Nomination d’un nouveau Premier ministre ? Nouvelle dissolution de l’Assemblée et élections législatives ? Démission du président de la République ? Ou bien destitution ? Quatre scénarios (lire ci-contre) étaient sur la table après la démission, lundi matin, de Sébastien Lecornu. Le président Emmanuel Macron était de nouveau en première ligne, plus isolé que jamais. On l’a vu errer seul, en discussion au téléphone sur les bords de Seine, à la sortie d’une répétition de la cérémonie de panthéonisation de Robert Badinter prévue jeudi… Mais la farce est décidément longue.
En fin d’après-midi, l’Élysée indiquait que le président de la République avait confié au Premier ministre démissionnaire « la responsabilité de mener, d’ici mercredi soir, d’ultimes négociations afin de définir une plateforme d’action et de stabilité pour le pays ». Un « blablatage » linguistique signifiant que Sébastien Lecornu était chargé de former un nouveau gouvernement. Une mission que ce dernier a acceptée. Il doit rencontrer, ce mardi à Matignon, les leaders du centre et de la droite…
L’option de la reconduction de Sébastien Lecornu avait pris du poids au fil de la journée, alimentée par un post de Bruno Lemaire sur le réseau social X indiquant son renoncement à participer au gouvernement démissionnaire. « J’ai proposé en fin de matinée au président de la République de me retirer du gouvernement sans délai et de transférer mes responsabilités de ministre des Armées au Premier ministre » écrivait-il, en affirmant « souhaite(r) que cette décision permette la reprise des discussions en vue de former un nouveau gouvernement dont la France a besoin ».

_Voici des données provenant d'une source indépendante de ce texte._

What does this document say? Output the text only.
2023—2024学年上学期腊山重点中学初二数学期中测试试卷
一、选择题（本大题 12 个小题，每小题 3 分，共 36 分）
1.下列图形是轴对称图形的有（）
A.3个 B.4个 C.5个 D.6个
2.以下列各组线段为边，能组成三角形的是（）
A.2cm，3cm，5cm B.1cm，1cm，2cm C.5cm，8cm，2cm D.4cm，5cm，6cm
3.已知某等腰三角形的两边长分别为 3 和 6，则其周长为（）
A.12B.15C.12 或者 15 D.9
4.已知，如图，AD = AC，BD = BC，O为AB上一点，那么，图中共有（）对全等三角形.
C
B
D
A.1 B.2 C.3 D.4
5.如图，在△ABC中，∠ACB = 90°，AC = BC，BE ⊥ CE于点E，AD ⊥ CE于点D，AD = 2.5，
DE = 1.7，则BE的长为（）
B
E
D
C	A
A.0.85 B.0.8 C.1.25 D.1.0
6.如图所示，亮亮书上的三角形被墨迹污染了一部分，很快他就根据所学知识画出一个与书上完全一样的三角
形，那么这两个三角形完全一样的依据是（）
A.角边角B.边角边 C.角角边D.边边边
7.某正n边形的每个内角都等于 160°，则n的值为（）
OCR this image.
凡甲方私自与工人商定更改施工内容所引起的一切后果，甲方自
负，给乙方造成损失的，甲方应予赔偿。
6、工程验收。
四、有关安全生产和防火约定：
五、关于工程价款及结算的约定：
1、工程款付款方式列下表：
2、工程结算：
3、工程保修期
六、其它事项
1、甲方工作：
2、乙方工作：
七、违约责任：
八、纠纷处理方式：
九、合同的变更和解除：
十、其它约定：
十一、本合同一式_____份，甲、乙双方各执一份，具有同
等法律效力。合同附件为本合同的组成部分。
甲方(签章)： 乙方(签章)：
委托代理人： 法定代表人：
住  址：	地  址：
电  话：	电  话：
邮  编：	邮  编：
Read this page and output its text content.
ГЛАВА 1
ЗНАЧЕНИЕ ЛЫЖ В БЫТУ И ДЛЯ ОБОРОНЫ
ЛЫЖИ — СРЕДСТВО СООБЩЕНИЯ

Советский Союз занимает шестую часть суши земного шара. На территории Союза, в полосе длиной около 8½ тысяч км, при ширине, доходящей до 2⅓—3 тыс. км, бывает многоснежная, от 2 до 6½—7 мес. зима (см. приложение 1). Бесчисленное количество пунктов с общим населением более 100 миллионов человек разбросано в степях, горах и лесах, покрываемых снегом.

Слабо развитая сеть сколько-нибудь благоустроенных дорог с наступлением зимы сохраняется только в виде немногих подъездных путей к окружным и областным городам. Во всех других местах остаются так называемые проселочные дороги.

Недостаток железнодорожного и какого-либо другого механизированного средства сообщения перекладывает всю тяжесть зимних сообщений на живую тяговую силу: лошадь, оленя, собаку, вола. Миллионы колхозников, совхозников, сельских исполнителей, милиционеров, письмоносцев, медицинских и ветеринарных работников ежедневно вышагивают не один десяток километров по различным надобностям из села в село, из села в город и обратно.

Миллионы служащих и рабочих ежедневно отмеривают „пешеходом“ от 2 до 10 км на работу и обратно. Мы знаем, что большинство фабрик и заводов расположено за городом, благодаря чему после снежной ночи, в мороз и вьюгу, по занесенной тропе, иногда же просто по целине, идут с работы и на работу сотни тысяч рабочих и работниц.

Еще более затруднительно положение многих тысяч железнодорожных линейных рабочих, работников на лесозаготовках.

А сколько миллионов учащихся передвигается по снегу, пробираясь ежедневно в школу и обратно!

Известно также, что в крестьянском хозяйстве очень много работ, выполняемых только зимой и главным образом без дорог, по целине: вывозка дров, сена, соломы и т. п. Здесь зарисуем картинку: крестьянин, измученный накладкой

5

Dans l’après-midi, le Premier ministre démissionnaire avait quitté l’Élysée après un nouvel entretien avec Emmanuel Macron avant de se rendre au Sénat pour s’y entretenir avec son président LR, Gérard Larcher. Les mots échangés dans la matinée entre partenaires d’un socle commun de la droite et du centre qui volait en éclat, ont été rudes. Ridicules surtout, à l’image de cet exécutif n’ayant vécu qu’une quinzaine d’heures et qui restera dans l’histoire comme le plus éphémère de la Ve République.
Tôt dans la matinée, le Premier ministre avait remis sa démission à Emmanuel Macron. Nommé le 9 septembre, Sébastien Lecornu avait dévoilé, la veille, une partie de son gouvernement et devait prononcer, ce mardi, sa déclaration de politique générale à l’Assemblée. « Les conditions n’étaient plus remplies », expliquait alors ce dernier sur le parvis de Matignon, admettant un manque de fluidité dans la composition d’une équipe gouvernementale qui lui a pris 26 jours. Mais l’ont-elles été un jour ?
Et d’expliquer cette situation par le refus des formations politiques de « voir les changements et la rupture profonde » liée à la promesse de ne pas passer en force par le 49.3 et le fait qu’elles « continuent d’adopter une posture comme s’ils avaient tous la majorité absolue » à l’Assemblée. « Les compromis ne sont pas la compromission », a-t-il martelé, avant de se montrer plus critique en pointant « le réveil de quelques appétits partisans » en lien avec l’élection présidentielle de 2027. « Il faut toujours préférer son pays à son parti », a-t-il lancé dans une allusion claire à Bruno Retailleau, même s’il ne le citera jamais.
Le ministre de l’Intérieur et président des Républicains avait précipité sa chute, la veille, en remettant en cause la participation de son parti au gouvernement, après l’avoir acceptée et âprement défendue, à travers un post sur le réseau social X déplorant que « la composition du gouvernement ne reflète pas la rupture promise ». « On se retrouve avec des chevaux de retour », s’est encore justifié Retailleau, lundi au 13h de TF1 (lire ci-contre), moins offusqué par la reconduction de huit ministres de son écurie qui ne pèse que 50 députés, dont sept apparentés, à l’Assemblée.
Ne se sentant pas « du tout » responsable de la démission du Premier ministre, le patron des LR assurait que celui-ci lui avait « caché la nomination de Bruno Le Maire (ex-LR) » comme ministre des Armées. « Un problème de confiance ». « Hors de question » en revanche pour lui de « cautionner un Premier ministre de gauche. » Tout sauf de gauche. Sans doute la conclusion de dix ans de macronisme ayant mystifié beaucoup de Français dans un illusoire « ni de droite, ni de gauche ».